Apple, Google and Meta want to abolish the password with Passkey

Because passwords often pose a security risk, tech giants like Apple and Google are working on a new login standard.

the essentials in brief

  • Typing in passwords will soon be a thing of the past.
  • Leading tech companies are working on the so-called Passkey for this purpose.
  • This works for several services on various devices.

Again and again, criminals take advantage of weak passwords. This sometimes has dire consequences – up to and including theft of the entire digital identity. And even if you have chosen a secure password, it is basically possible for hackers to access this too.

Many IT, finance and shopping giants have now recognized this problem. The largest tech companies in the world have joined forces in an alliance. They are working on implementing a security standard designed to make traditional passwords obsolete.

What does this mean for users?

Numerous sites and portals on the web today rely on two-factor authentication, and banking institutions also secure transactions accordingly. However, many addresses can still only be reached via passwords.

The FIDO Alliance was founded with the intention of changing that and developing both more secure and more convenient login methods.

Apple and Co. explain traditional password for outdated technology

FIDO stands for “Fast Identity Online” and is intended to do no less than throw the password overboard. In the meantime, the chances are not bad, because well-known allies have joined the alliance in recent years.

The project is supported by the shipping giant Amazon, the IT top dogs Apple, Google, Microsoft and Samsung through to the meta group. Money service providers such as Mastercard, Visa and PayPal are also included.

To log in, looking at the camera or tapping on the fingerprint sensor would then suffice. Be it in social networks, with mail services, on bank portals, for online shopping, and, and, and.

Users need a so-called «passkey». If users register with an online service, a new, matching and encrypted pair is created on their own device.

While one of these keys migrates publicly to the respective service, the other remains private on the device. The latter can then be used to unlock if the user confirms his identity on the local device.

This can happen via biometric data such as facial recognition or fingerprints, but also via a device PIN. Ultimately, logging in is just as easy for the user as unlocking the cell phone.

This should also work across platforms if a user wants to log in to one site on a laptop and cell phone. According to FIDO, the biometric information should never leave the smartphone.

And the keys should therefore not contain any information that could be used by services to track users.

More convenience when logging in

The increased convenience provided by a FIDO login is obvious: Users are offered a standardized login and registration method without having to take operating systems or individual service providers into account.
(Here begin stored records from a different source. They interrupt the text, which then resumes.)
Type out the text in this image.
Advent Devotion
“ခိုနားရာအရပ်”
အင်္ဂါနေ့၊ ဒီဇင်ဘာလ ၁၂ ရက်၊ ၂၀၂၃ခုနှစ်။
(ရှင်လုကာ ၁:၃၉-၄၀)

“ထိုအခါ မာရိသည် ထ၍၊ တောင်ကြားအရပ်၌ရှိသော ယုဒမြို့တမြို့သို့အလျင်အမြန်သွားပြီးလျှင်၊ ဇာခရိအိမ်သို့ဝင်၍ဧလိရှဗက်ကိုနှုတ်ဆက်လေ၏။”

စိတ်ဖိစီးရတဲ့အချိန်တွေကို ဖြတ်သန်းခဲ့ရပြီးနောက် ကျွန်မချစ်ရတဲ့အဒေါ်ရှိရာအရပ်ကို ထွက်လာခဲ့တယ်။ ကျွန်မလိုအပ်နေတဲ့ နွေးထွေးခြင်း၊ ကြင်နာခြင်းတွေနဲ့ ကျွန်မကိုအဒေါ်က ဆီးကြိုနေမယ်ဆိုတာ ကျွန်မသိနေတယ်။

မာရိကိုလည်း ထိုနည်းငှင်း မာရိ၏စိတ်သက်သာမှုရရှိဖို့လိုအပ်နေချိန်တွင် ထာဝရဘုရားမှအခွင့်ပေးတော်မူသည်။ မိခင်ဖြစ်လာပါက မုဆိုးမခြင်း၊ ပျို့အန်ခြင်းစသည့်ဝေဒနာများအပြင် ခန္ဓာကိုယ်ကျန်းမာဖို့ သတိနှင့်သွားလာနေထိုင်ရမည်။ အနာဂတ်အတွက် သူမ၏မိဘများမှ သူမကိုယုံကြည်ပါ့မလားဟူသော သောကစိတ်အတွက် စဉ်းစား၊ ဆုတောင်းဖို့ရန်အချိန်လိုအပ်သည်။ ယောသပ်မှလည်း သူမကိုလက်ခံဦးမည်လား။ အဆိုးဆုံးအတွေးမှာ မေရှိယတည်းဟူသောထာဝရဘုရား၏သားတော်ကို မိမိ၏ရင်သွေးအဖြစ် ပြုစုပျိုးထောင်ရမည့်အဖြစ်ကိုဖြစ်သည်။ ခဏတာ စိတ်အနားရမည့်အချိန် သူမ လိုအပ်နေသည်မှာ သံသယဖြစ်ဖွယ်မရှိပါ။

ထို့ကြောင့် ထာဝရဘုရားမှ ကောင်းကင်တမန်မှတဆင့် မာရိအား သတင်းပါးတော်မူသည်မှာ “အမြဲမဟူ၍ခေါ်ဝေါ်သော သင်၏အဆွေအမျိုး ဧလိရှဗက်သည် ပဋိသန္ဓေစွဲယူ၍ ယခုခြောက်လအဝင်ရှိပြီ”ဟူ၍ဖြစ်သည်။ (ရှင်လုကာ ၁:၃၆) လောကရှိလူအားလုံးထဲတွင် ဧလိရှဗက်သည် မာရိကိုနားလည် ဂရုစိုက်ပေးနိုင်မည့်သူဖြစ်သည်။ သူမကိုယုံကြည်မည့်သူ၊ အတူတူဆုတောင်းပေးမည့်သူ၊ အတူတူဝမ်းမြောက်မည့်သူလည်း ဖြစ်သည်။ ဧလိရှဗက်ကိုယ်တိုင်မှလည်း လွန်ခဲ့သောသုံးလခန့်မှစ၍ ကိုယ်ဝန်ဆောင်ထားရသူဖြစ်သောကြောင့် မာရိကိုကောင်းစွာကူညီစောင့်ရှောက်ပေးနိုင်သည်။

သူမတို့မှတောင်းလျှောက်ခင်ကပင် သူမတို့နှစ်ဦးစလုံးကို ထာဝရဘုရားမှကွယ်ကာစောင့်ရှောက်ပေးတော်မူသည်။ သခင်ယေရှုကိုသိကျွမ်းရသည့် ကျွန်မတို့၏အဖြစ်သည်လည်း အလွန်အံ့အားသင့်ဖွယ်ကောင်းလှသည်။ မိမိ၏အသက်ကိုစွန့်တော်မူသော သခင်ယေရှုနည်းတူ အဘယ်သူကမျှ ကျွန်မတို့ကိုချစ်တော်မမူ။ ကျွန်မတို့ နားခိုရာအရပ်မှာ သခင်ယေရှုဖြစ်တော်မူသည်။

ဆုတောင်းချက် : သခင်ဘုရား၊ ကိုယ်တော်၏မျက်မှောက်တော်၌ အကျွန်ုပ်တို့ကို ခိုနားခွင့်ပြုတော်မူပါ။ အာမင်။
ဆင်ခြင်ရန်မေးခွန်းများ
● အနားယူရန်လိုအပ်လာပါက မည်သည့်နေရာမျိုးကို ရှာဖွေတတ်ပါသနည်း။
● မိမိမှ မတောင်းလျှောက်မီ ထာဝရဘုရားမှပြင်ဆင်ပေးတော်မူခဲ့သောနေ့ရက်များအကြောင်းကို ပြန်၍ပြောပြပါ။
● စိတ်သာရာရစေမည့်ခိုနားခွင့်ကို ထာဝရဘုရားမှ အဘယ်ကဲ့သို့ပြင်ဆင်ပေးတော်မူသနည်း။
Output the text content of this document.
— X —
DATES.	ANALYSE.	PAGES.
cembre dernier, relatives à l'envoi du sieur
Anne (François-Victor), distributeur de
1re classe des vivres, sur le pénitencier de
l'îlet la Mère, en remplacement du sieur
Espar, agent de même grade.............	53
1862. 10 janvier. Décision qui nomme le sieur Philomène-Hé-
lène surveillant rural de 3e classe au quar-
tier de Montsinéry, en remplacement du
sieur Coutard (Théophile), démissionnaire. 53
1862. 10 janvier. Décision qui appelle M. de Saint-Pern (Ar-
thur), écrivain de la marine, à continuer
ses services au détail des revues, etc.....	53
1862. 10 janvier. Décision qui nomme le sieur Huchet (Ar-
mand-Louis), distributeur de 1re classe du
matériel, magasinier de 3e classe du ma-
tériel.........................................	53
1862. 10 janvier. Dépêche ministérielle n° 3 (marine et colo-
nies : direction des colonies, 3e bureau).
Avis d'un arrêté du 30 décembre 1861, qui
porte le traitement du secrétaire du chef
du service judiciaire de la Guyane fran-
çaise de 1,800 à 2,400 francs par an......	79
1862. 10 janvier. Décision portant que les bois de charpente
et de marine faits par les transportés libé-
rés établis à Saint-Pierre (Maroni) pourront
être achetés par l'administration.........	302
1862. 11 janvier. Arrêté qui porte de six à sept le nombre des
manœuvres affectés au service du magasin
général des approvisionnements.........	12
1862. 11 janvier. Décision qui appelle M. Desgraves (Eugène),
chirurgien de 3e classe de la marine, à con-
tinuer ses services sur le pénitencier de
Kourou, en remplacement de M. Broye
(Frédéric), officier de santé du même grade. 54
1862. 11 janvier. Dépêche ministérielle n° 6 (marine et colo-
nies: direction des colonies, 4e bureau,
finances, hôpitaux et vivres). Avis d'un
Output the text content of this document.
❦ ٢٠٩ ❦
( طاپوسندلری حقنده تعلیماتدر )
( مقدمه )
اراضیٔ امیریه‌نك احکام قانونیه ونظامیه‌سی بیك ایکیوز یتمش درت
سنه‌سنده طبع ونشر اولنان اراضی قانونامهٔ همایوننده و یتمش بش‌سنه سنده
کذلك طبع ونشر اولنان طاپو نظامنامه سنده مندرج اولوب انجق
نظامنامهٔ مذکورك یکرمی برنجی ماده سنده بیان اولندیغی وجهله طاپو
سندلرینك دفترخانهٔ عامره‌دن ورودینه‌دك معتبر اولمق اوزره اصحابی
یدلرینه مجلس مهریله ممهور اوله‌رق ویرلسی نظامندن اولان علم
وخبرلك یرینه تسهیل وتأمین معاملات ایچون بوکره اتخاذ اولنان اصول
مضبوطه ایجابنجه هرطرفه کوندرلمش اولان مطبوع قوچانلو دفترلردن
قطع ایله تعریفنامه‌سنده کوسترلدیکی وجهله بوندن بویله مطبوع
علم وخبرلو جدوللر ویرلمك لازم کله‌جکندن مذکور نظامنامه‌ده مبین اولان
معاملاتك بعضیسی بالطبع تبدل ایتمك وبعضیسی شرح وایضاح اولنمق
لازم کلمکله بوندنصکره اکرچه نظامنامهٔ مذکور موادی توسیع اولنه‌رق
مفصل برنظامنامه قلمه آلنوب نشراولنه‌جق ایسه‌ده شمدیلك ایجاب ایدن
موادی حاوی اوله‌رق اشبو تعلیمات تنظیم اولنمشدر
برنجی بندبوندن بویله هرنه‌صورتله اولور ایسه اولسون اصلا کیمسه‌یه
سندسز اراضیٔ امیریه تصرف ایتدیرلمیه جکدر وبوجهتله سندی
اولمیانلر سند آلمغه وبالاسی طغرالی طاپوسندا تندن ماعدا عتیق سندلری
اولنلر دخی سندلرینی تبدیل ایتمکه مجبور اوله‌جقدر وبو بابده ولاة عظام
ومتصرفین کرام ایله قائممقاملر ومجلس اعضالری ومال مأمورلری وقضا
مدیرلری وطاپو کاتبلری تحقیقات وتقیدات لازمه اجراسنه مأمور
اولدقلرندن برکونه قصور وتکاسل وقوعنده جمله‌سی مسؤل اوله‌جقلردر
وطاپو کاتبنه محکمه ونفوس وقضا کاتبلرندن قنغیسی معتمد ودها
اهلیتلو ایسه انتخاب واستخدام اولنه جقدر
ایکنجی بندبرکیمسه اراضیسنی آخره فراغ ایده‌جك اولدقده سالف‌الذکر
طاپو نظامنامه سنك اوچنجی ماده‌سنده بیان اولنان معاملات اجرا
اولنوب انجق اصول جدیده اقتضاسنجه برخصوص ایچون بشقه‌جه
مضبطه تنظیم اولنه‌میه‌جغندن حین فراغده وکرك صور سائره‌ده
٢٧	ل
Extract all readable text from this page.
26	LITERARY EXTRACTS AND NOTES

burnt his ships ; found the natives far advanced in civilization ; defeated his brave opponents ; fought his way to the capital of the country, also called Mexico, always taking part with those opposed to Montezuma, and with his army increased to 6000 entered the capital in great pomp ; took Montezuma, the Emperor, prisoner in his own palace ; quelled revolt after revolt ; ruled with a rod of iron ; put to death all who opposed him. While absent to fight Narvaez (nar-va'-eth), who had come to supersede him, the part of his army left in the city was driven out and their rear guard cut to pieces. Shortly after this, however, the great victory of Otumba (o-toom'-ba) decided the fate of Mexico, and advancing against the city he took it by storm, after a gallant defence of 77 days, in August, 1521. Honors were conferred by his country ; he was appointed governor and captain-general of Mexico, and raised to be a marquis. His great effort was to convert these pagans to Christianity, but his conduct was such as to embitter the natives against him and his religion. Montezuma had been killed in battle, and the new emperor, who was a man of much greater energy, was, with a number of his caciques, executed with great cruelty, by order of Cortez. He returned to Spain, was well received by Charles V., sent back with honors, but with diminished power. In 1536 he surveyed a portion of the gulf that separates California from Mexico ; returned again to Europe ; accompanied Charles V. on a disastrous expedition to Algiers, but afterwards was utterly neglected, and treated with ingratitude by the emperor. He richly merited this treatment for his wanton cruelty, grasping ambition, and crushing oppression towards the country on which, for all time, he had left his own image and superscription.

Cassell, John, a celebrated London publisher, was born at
This is significantly more secure than the classic password.

Accessing the access data on several devices should also be possible in the future across the competition. Just like logging into apps or websites on nearby devices. Apple explains, for example, that passkeys can be synchronized on all of a user’s devices via the end-to-end encrypted iCloud keychain.

Apple, Microsoft and Google have recently been in charge of the technology and want to offer it on all platforms from 2023. After all, billions of devices worldwide already have the technical requirements.